Agustinus Shindu Alpito    •    04 Desember 2017 11:07 WIB
musik
Vokalis Iron Maiden Tak Setuju Heavy Metal Identik dengan Musik Kelas Pekerja
Selain berkarier sebagai musisi, Bruce Dickinson memegang lisensi sebagai pilot (Foto: via NME)

Los Angeles: Vokalis Iron Maiden, Bruce Dickinson, mengaku tidak sepakat soal stereotipe  musik heavy metal yang dianggap musik kelas pekerja. Hal itu dia ungkapkan dalam wawancara dengan The Irish Times.

Dalam buku otobiografi berjudul What Does This Button Do?, disebutkan Dickinson pernah masuk sebuah sekolah prestisius di Inggris. Lantas, jurnalis The Irish Times  menyinggung hal itu dengan mengaitkan latar belakang Dickinson dari kelas menengah, yang kemudian jatuh cinta pada heavy metal yang selalu digambarkan sebagai musik kelas pekerja.

“Saya enggak yakin soal pendapat itu. Saya enggak sependapat Anda bisa mengalokasikan gaya musik dengan kelas tertentu. Anda bisa membayangkan musik punk adalah musik kelas pekerja, tetapi sebenarnya banyak band-band punk papan atas yang hidup cukup mewah. Juga ada beberapa kelas menengah atau anarkis aristokrat band punk papan atas.”

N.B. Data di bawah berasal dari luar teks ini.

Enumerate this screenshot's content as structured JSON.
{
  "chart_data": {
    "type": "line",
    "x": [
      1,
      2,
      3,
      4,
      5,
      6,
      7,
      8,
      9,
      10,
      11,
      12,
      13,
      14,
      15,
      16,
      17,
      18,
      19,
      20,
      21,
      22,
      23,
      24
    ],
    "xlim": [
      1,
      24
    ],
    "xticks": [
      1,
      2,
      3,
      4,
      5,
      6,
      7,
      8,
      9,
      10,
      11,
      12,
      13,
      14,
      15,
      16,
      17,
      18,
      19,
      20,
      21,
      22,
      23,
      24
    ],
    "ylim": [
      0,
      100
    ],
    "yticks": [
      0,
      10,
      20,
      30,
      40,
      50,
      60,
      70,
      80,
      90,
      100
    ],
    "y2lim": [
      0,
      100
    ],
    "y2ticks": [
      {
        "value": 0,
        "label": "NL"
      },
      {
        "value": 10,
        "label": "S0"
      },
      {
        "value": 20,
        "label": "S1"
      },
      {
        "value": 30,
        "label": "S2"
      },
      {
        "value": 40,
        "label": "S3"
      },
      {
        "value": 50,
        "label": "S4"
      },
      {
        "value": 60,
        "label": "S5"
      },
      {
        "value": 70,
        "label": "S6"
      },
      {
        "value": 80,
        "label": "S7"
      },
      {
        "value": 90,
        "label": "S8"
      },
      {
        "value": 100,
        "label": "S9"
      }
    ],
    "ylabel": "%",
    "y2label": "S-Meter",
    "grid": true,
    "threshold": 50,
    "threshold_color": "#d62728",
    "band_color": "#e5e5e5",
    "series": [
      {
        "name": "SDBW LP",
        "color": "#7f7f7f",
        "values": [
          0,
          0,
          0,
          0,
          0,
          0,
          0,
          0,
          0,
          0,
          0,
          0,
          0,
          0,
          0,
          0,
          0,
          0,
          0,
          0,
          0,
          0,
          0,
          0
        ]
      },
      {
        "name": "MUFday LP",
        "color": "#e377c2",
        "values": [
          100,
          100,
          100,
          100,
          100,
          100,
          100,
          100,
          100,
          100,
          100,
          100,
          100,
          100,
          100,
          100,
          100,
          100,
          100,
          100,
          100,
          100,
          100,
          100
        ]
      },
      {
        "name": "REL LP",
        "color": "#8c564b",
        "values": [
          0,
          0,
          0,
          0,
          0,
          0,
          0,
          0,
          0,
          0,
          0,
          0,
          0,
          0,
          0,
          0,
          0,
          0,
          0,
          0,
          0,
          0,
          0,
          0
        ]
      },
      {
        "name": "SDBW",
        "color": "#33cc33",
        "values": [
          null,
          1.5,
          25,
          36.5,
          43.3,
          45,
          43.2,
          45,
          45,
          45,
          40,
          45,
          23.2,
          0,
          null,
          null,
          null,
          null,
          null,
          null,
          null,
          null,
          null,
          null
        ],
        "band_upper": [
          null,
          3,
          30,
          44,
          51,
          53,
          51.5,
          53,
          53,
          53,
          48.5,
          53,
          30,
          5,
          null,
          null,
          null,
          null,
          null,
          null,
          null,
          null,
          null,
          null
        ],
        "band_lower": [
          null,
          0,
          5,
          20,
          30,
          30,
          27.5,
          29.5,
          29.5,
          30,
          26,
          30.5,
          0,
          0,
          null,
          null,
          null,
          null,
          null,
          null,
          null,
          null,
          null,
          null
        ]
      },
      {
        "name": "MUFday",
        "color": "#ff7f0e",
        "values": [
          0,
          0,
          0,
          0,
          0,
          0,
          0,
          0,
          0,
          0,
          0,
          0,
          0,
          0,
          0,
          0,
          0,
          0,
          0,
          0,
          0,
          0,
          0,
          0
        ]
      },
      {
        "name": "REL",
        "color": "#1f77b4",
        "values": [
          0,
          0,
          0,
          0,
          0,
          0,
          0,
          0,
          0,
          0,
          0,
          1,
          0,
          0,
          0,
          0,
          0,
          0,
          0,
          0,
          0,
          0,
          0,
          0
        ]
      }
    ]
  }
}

“Saya bukan orang yang memulai perang kelas sosial di musik. Perang kelas sosial adalah hal yang sangat saya hindari, apapun bentuknya, karena itu adalah omong kosong. Manusia adalah manusia. Mereka datang dari latar belakang bervariasi. Uang tidak menghampiri manusia, kecuali manusia itu menginginkannya,” ujar Dickinson.

Selain berkarier sebagai musisi, Dickinson memegang lisensi sebagai pilot dan juga berprofesi sebagai pengusaha dan penulis. Saat ini usianya 59 tahun dan telah melahirkan total 22 album sejauh ini, bersama Iron Maiden, dalam karier solo dan bersama grup Samson.